The marshal turned and shook his head. ‘I gave them fifteen minutes and they’ve got a little less than that now. They aren’t going to give their indecent show, but they might want to buy some supplies or something.’

The thin woman looked as if she were torn between two conflicting emotions. Her husband owned the local store, and it would most likely be he who profited from any trade the medicine show brought. She also wanted to see the show chased out of town. Putting on a simpering smile that was reserved for important people like the marshal and the minister, she said:

‘Well, I suppose we must show some charity. I just did not wish our young people to be corrupted by their kind.’

That was the sort of thing Phyllis expected from people like these. They would not allow the show to perform but were willing to take its money. Apparently, taking Thornett’s money would not endanger or corrupt anyone. She looked at Doctor Thornett who was now facing Ellwood, all puffed up like a bantycock.

‘Come on, Doc,’ she said. ‘Let’s get out of here.’

‘Major Ellwood’ll see you do,’ jeered the fat woman. Her eyes showed her hatred and envy at any other woman who was better favoured than herself. She hated Phyllis for looking younger, healthier and happier than herself.

‘Now wait a minute, Mrs. Millet,’ a thin, mournful-looking man put in. ‘Like the major says, they might want to buy supplies.’

Thornett ignored this. He fastened the knot he’d loosened ready to lower the stage.

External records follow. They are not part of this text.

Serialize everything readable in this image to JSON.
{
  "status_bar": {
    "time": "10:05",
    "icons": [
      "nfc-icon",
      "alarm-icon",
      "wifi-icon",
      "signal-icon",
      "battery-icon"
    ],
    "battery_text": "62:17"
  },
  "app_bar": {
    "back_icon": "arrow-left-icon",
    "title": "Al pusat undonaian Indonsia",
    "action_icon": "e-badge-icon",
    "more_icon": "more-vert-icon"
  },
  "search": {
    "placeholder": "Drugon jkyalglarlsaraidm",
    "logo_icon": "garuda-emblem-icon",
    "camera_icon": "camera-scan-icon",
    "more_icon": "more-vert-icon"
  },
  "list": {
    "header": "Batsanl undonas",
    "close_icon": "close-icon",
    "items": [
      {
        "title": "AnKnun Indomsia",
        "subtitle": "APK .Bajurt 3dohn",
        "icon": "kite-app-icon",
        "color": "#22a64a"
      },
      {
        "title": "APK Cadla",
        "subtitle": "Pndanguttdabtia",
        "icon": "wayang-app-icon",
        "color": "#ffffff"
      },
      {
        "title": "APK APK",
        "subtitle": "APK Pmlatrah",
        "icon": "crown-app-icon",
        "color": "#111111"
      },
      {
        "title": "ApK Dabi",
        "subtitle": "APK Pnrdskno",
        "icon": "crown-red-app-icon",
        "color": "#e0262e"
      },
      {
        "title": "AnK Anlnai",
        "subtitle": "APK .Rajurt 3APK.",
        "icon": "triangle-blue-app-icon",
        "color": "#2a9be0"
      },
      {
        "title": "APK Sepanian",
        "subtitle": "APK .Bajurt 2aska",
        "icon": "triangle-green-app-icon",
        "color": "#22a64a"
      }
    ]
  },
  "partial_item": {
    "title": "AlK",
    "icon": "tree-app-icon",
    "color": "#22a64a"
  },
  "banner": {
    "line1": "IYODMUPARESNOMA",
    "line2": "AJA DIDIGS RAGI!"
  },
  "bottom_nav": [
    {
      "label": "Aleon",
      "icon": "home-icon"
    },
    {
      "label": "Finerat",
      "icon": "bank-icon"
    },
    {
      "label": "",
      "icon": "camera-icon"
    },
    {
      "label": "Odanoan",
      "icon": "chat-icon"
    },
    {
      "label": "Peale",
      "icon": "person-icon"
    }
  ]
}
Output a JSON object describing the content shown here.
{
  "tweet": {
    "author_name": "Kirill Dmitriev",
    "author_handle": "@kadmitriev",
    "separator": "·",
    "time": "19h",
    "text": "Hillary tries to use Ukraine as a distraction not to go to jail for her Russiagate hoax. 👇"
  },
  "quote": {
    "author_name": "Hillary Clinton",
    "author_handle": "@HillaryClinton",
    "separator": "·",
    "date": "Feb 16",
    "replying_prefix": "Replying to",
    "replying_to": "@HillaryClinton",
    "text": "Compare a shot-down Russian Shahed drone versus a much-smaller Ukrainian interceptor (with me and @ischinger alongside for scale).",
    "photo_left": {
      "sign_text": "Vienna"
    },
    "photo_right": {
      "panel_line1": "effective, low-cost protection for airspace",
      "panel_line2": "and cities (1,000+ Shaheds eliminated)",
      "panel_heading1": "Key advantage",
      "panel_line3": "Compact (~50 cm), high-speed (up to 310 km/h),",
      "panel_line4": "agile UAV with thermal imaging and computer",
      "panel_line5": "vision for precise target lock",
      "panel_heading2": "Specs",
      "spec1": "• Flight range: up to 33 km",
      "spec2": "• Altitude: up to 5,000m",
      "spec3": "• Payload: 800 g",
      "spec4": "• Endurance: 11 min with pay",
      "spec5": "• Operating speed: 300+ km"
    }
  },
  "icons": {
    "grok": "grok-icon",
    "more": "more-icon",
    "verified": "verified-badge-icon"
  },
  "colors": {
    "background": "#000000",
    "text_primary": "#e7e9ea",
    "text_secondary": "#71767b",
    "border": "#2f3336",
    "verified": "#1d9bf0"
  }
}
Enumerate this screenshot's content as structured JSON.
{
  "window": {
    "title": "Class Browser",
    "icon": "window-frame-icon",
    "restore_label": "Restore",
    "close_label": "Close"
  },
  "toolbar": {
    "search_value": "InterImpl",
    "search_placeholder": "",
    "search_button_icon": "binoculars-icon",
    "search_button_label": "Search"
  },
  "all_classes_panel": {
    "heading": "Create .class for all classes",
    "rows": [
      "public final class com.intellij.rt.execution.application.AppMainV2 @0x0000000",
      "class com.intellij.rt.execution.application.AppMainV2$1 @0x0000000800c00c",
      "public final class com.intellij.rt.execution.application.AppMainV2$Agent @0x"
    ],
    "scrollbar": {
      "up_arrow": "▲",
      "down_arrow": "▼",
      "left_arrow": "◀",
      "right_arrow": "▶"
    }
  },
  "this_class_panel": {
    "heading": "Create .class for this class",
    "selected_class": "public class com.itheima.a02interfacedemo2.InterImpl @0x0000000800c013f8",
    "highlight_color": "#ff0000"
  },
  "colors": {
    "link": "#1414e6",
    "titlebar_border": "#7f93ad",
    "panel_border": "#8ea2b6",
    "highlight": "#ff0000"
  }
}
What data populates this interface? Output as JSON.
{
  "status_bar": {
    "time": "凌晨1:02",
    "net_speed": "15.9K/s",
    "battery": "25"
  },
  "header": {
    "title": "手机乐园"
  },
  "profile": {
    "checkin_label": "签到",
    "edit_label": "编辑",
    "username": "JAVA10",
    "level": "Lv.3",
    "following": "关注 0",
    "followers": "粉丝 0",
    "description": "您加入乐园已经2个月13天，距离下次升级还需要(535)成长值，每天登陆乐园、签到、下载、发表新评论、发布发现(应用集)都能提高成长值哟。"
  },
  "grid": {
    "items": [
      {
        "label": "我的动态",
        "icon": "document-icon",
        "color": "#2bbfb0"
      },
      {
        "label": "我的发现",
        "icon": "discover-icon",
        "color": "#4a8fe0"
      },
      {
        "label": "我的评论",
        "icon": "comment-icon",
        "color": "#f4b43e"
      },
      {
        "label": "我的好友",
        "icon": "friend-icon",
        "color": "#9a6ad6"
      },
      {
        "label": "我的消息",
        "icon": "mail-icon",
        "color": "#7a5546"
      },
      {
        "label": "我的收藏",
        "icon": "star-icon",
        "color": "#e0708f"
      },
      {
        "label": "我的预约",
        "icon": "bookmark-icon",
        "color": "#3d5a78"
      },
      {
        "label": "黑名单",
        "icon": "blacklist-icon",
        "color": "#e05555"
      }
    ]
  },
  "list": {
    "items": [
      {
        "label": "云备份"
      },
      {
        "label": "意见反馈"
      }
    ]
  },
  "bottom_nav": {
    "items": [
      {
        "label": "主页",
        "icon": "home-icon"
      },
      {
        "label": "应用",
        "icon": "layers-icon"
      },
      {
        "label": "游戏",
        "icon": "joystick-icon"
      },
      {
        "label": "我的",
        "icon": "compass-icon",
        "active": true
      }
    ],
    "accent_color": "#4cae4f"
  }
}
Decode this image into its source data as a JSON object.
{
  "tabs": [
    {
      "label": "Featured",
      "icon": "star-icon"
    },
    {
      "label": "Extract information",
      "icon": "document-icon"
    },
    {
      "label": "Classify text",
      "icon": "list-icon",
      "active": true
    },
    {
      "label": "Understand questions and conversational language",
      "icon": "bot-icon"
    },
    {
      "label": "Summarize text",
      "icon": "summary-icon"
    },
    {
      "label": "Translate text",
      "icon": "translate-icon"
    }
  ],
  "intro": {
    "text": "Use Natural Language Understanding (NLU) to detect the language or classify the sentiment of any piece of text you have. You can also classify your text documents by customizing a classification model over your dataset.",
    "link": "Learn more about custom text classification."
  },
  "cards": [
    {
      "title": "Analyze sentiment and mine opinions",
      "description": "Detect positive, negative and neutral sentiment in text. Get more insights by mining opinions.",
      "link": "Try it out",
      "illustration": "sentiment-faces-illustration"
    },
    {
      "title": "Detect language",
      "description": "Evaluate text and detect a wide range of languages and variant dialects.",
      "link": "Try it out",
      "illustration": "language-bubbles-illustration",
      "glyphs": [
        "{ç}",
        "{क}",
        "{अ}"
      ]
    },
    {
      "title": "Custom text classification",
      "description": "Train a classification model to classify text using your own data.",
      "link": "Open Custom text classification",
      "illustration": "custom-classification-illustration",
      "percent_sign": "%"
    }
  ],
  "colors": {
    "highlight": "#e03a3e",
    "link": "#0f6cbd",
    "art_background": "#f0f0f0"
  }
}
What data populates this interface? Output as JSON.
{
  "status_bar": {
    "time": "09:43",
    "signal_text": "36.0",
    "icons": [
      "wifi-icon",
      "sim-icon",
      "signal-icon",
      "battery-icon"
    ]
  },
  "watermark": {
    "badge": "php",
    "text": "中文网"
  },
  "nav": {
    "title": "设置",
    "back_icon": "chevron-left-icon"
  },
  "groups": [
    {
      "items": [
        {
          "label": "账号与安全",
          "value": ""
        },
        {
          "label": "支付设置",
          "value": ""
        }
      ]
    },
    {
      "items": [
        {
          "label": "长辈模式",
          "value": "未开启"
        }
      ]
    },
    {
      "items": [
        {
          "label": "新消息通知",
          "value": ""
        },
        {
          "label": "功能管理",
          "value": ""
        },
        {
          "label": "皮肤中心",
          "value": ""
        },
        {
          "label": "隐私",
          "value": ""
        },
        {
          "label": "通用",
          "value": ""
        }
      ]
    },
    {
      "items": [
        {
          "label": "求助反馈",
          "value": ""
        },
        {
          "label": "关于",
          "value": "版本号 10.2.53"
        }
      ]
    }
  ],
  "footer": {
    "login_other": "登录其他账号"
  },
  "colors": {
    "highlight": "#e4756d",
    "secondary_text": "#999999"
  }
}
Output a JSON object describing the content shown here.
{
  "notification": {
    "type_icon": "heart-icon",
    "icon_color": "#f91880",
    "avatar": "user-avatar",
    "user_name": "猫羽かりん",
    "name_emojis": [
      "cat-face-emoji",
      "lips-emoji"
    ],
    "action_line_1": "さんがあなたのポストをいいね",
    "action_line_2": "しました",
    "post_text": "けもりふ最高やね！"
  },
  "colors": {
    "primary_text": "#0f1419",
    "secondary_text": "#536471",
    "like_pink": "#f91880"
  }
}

Then, with quiet dignity in every line of his frame, turned to run a final bluff on the marshal.

‘I suppose you are aware that the mayor of the town is a personal friend of mine, my good man?’ he asked. ‘And that he—’

For a bluff it missed by a good country mile. ‘I’m the mayor, and the town marshal,’ Ellwood answered. ‘You’d best get to moving, time’s running out on you.’

‘Don’t worry,’ snapped Phyllis, watching various people consulting their watches. ‘We’re going as soon as we turn the wagon.’

‘We need supplies, maw,’ Janice put in, coming forward.

‘Don’t we have enough to make Fort Owen?’ Phyllis asked, not wishing to allow the people of Baptist’s Hollow any profit from their show.